Years later, I am still wondering what is being taught in schools. Students studying literature often arrive at university without an understanding of the basic terminology and use of language. Adjectives and adverbs are employed indiscriminately, and past participles incorrectly (sat for seated is almost ubiquitous); the nomenclature of verb tenses is unknown; students seem unaware that the expression of the English present tense can be simple or continuous, and find it hard to grasp the nuances in meaning between the two; sentences are filled with subclauses and continue for half a page with little punctuation and sometimes no active verb. (Many, however, have been taught more sophisticated expressions; lexis and register are recent buzzwords.) Consulting a dictionary is an alien concept.

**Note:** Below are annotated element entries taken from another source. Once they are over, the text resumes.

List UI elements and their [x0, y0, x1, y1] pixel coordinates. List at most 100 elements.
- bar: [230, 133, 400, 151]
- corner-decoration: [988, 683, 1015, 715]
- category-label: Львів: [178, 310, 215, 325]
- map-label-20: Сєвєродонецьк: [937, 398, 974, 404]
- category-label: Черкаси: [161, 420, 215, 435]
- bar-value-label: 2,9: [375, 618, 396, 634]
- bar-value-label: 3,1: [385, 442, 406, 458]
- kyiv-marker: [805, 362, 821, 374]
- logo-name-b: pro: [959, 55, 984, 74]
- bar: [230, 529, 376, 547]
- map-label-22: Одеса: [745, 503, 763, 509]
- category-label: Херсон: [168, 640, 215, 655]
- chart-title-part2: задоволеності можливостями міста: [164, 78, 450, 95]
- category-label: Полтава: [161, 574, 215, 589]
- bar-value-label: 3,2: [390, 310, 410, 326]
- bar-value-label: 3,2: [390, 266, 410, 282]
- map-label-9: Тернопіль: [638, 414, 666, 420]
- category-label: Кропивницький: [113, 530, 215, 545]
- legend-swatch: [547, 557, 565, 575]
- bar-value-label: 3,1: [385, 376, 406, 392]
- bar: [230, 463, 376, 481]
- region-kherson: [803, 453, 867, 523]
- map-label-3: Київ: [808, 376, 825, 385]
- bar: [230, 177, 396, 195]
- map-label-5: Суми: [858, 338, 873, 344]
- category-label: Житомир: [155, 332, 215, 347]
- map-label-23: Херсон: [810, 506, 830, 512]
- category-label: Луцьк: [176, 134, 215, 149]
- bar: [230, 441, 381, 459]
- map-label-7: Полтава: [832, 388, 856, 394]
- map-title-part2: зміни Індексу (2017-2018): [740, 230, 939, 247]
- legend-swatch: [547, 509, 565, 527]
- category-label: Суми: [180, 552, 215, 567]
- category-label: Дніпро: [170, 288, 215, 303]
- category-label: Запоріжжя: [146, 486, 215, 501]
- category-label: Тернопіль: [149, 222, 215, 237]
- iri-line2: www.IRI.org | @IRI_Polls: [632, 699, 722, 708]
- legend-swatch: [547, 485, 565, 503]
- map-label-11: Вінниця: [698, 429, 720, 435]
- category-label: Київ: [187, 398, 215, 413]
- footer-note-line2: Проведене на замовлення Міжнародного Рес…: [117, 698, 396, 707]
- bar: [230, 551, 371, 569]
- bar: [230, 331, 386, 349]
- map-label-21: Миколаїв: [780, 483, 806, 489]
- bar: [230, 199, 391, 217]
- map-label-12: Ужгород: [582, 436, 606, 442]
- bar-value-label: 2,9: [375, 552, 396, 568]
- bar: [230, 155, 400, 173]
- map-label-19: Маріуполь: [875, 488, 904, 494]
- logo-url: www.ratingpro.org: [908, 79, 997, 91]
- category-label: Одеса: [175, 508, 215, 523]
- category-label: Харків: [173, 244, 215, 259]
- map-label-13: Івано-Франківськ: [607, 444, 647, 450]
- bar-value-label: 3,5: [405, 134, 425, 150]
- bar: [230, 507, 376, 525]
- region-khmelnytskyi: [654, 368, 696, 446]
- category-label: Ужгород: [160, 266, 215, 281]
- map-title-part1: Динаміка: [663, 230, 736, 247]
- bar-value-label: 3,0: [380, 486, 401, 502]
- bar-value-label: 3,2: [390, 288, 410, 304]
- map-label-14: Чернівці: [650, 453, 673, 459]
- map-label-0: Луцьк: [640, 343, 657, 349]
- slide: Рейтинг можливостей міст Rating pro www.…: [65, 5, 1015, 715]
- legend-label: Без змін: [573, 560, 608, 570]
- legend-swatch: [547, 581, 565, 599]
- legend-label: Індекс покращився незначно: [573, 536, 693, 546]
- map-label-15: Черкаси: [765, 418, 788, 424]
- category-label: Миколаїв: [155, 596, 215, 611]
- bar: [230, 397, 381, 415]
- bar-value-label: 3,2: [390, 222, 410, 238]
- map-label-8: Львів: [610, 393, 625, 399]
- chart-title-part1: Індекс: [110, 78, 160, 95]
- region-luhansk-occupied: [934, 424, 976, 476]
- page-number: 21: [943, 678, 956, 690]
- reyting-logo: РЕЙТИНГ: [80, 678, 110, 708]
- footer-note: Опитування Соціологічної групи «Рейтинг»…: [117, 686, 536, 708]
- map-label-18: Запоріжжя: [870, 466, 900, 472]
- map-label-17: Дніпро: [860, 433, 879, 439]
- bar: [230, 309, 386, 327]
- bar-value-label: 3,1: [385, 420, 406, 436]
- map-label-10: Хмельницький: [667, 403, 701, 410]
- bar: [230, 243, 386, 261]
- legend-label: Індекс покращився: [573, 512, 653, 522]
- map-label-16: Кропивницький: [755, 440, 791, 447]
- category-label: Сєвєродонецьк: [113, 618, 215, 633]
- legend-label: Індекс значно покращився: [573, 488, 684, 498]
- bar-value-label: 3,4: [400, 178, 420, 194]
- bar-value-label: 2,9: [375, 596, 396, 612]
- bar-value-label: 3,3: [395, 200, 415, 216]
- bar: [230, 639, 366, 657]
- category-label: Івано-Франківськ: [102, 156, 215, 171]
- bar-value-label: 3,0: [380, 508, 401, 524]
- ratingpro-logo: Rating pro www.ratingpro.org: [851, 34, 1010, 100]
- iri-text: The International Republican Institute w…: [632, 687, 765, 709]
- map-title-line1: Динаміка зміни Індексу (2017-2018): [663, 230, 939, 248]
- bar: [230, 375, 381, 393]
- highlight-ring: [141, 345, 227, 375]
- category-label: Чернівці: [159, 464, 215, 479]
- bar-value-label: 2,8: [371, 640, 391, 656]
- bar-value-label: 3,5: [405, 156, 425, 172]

Schoolteachers have long complained that grammar is "boring" for students (do they really mean for themselves?) and promoted a more flexible approach to teaching based on "encouraging creativity". Yet the naming of parts is a basic principle in every activity. Children are accustomed to learning specialized terms in a range of hobbies and interests: music has its notes, rhythms and scales, ballet its steps and movements, football its moves and rules. Withholding the specialized terms of language does not encourage creativity, but conflicts with the way all specialist pursuits, creative, sporting or academic, must be learnt.

The government has recently promised a further expansion of higher education, with a focus on science, engineering, mathematics and technology; but undergraduates in these disciplines need effective communication skills to understand their subjects and articulate their knowledge. Language is fundamental to all learning and is the key to self-expression in all degree courses, not just those in languages, linguistics or literature: mathematicians, scientists and information technologists also need an understanding of oral and written language in order to communicate adequately in their academic subjects and in their future jobs.

With more people than ever going on to study degrees, schools need to teach sound English expression and that, just like football and music, includes the naming of parts.